Phoebe is 12 years old and has Friedreich’s Ataxia, she is a part-time wheelchair user. She lives in Devon with her younger sister. She is fun and outgoing with a wicked sense of humour. Phoebe loves weightlifting and disabled strength sports and goes to the gym 2-3 times a week. She shows great strength and determination and has had some wonderful opportunities, being invited to deadlift at Britain’s Disabled Strongman competition and the Arnolds Sport and Fitness Festival. Phoebe has also taken part in the International All round Weightlifting Association competitions (IAWA) and currently holds 3 world records in her age category. In her spare time, Phoebe likes going out to the cinema, shopping, eating out and VR gaming.

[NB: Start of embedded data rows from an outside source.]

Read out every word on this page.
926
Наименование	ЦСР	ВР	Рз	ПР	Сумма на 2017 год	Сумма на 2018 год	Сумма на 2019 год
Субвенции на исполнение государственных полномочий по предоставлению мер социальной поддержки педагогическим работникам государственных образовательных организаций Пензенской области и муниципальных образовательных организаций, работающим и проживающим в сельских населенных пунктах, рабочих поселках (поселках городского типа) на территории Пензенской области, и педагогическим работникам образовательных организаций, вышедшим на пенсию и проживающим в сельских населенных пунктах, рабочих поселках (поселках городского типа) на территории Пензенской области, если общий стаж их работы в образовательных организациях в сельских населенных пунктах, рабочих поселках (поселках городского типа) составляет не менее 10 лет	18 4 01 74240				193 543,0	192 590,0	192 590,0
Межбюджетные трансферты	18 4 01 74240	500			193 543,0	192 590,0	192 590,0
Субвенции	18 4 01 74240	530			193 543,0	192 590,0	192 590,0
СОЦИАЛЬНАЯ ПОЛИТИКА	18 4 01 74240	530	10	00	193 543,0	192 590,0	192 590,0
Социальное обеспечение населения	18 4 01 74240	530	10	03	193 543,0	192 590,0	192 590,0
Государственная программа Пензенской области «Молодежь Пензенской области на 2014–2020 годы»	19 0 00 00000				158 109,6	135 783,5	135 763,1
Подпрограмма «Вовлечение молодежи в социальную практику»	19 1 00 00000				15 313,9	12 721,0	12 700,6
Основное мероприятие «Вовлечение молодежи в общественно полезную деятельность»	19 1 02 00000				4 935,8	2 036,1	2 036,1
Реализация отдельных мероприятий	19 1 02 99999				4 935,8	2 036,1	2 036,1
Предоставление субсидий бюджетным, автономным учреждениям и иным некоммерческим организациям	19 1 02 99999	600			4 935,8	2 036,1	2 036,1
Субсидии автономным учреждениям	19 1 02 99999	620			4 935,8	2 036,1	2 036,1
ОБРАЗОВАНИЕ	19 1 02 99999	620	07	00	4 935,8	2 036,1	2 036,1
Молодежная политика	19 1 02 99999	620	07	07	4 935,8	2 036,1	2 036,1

Phoebe was 6 when we noticed that she seemed clumsier and falling over more often, she would complain of her legs hurting when we were walking, and then she developed a hand tremor when lifting her drink to her mouth and started having trouble with writing. As a nurse, I noticed that her movements were becoming more uncoordinated, and the shape of her foot was changing. Initially, I thought she may have had a brain tumour and took her to our GP. She was seen in the dyspraxia clinic and offered physio, but it was clear during the first physio consultation that they felt this was more than dyspraxia. She was referred to a paediatrician and diagnosed with Charcot-Marie-tooth disease. However, we were then referred to a paediatric neurologist who diagnosed Friedreich’s Ataxia which was confirmed on blood tests. It took about a year from going to the GP to get a diagnosis of FA.
Phoebe has been having regular personal training sessions with Brydie Bruce and Jakki Floyd for over three years. She trains once a week with Brydie, her strength and conditioning coach, Brydie coaches Phoebe’s weightlifting, which has had such a positive impact on her physical and mental health and how she is able to manage her FA diagnoses.
Once a week, she has PT with Jakki focusing on incorporating Phoebe’s physio exercises and making them fun to music and supporting her weightlifting goals. Phoebe’s sessions with Jakki work on core, leg strength, balance, stability, and lots of stretching. These sessions help Phoebe work on essential movements that help her day-to-day movement and support her in maintaining her independence.
Jakki has been so passionate about helping Phoebe and has always wanted to run the London Marathon, so they applied and were successful in getting one of the Ataxia UK marathons places Jakki says ‘Phoebe’s strength, determination and sheer positive outlook on life and disabilities hit my heart hard. To represent Phoebe in the London Marathon and support a charity that supports her means the world to me” Phoebe has been helping Jakki with her fundraising, including supporting a bake sale and completing a deadlift challenge every day in December, helping Jakki raise over £650 towards her target.
It can feel overwhelming at the beginning, and the first few months or years can be difficult. Take your time to process, there is no one way to deal with it, and nothing will change instantly overnight. It is important to remember that being diagnosed with FA is not the end although life will be very different to what you may have had planned, there is still a good life out there. Do not sit around waiting for a cure, keep active the best way you can and connect with the Ataxia community. Many children and adults live daily with FA, achieving so much and offering so much advice.
We have found Ataxia UK really helpful as a source of information and advice especially attending the online conference. It has been particularly useful to keep to date with the latest research and clinical trial information and as a good way to connect to local people through regional branch meetings and events.
Phoebes’ advice is, “although sometimes it can be really difficult, don’t let it stop you from doing what you want to achieve. Reaching those goals that you set is way more rewarding when you know you have overcome a rare condition. On days you do not feel like doing anything, it is important to try and do something each day and also take a rest if you need it. Using a wheelchair does not define you in any way, and it is just a better, cooler away to go out and enjoy life.”